Per l'autore di un blog come quello che avete la bontà di leggere, finalizzato esplicitamente a trattare i temi della sicurezza (anche se cercando sempre, qualora possibile, di coglierla sotto il profilo di presupposto per lo sviluppo economico e sociale) la lettura del testo del filosofo norvegese Lars Svendsen, riproposto in Italia dalla Castelvecchio editore, è doppiamente proficuo. La ricerca della sicurezza altro non è, infatti, che la risposta razionale ad uno dei sentimenti più antichi che accompagnano la storia dell'umanità: la paura. Chiedersi cosa sia la paura e quale sia la cultura che la sua diffusione inevitabilmente genera e diffonde è, pertanto, assolutamente necessario e consente a tutti noi, sedicenti cultori della materia delle politiche di sicurezza, di godere di un salutare bagno di umiltà.
La paura è un sentimento assolutamente normale, direi fisiologico, che ci fa compagnia dalla notte dei tempi, eppure ogni generazione (e quella presente non fa certo eccezione) sembra riscoprirla ogni volta con sgomento. I motivi per aver paura (contrariamente a quanto si pensi comunemente) non sono affatto aumentati, al contrario: la nostra società occidentale è probabilmente una delle più sicure che la storia ricordi.

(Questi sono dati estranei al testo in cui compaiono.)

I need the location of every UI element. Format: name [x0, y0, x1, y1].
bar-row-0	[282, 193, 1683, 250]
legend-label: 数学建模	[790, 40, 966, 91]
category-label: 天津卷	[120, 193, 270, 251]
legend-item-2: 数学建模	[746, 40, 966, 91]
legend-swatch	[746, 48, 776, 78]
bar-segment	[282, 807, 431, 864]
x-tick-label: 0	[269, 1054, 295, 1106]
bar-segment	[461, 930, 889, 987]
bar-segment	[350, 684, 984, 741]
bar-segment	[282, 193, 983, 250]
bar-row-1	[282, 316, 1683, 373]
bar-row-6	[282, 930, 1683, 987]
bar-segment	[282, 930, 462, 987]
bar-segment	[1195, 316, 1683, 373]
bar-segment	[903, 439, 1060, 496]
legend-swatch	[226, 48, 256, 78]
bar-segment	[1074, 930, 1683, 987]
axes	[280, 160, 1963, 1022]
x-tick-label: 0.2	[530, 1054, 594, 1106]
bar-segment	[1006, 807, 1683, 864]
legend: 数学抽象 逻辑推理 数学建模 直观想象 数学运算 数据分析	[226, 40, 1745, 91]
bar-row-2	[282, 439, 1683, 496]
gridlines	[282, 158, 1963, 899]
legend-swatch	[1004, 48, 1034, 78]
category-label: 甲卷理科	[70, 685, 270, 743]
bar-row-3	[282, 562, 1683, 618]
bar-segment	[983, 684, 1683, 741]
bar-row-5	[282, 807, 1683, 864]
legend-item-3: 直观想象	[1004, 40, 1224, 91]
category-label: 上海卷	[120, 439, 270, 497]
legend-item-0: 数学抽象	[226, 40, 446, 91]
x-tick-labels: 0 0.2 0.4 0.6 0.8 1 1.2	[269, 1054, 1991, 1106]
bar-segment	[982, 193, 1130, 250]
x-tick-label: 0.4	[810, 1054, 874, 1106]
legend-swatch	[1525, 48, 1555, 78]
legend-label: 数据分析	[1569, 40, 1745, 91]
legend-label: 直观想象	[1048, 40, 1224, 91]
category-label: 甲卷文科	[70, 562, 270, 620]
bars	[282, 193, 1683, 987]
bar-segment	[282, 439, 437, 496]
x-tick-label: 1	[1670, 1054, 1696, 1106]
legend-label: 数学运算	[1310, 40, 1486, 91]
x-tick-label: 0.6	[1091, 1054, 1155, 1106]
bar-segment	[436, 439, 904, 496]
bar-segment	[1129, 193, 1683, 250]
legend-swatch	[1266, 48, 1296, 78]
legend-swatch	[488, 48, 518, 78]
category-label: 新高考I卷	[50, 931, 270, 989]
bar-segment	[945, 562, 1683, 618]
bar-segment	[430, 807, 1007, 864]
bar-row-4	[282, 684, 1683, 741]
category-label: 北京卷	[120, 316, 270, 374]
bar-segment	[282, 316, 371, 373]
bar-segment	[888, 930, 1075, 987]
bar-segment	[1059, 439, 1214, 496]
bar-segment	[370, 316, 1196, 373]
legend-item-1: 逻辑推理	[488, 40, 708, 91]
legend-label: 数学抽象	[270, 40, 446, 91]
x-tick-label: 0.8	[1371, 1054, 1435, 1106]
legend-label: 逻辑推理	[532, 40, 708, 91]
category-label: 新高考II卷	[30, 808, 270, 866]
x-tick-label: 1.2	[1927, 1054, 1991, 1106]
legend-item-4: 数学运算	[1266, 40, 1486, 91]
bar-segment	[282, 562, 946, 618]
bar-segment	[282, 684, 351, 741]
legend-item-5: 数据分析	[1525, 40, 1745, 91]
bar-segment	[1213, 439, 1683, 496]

La componente che sembra incrementarsi costantemente è invece la "cultura della paura" e, di conseguenza, la politica della paura. Questo sentimento è, infatti, un potente mezzo di controllo sociale ed un fortissimo argomento a sostegno delle decisioni meno giustificabili. "La paura" scrive il filosofo norvegese "è uno dei fattori di potere più importanti che esistano e chi può governarla in una società terrà quella società in pugno"
Un richiamo ad una visione serena e razionale dei potenziali pericoli che ci minacciano, mi pare opera meritoria. Una società è veramente sicura quando è anche serena e in grado di difendersi dai rischi incombenti senza isterismi e senza cedere alle demagogie. Tutto ciò mi pare saggio. Ma attenzione, guai a pensare che un livello misurato e controllato di timore sia inutile. Lo spirito di autoconservazione è necessario per la tutela sia del singolo sia di una collettività, poichè "temere" significa anche considerare il futuro e programmare le risposte che si pensa saranno necessarie a fronteggiare le emergenze. Pur consapevoli che - per fortuna - molte di queste emergenze non avranno mai luogo e molte delle minacce che dovremo effettivaqmente affrontare assai meno spaventose nella realtà di quanto non lo siano state nelle nostre tormentate preoccupazioni.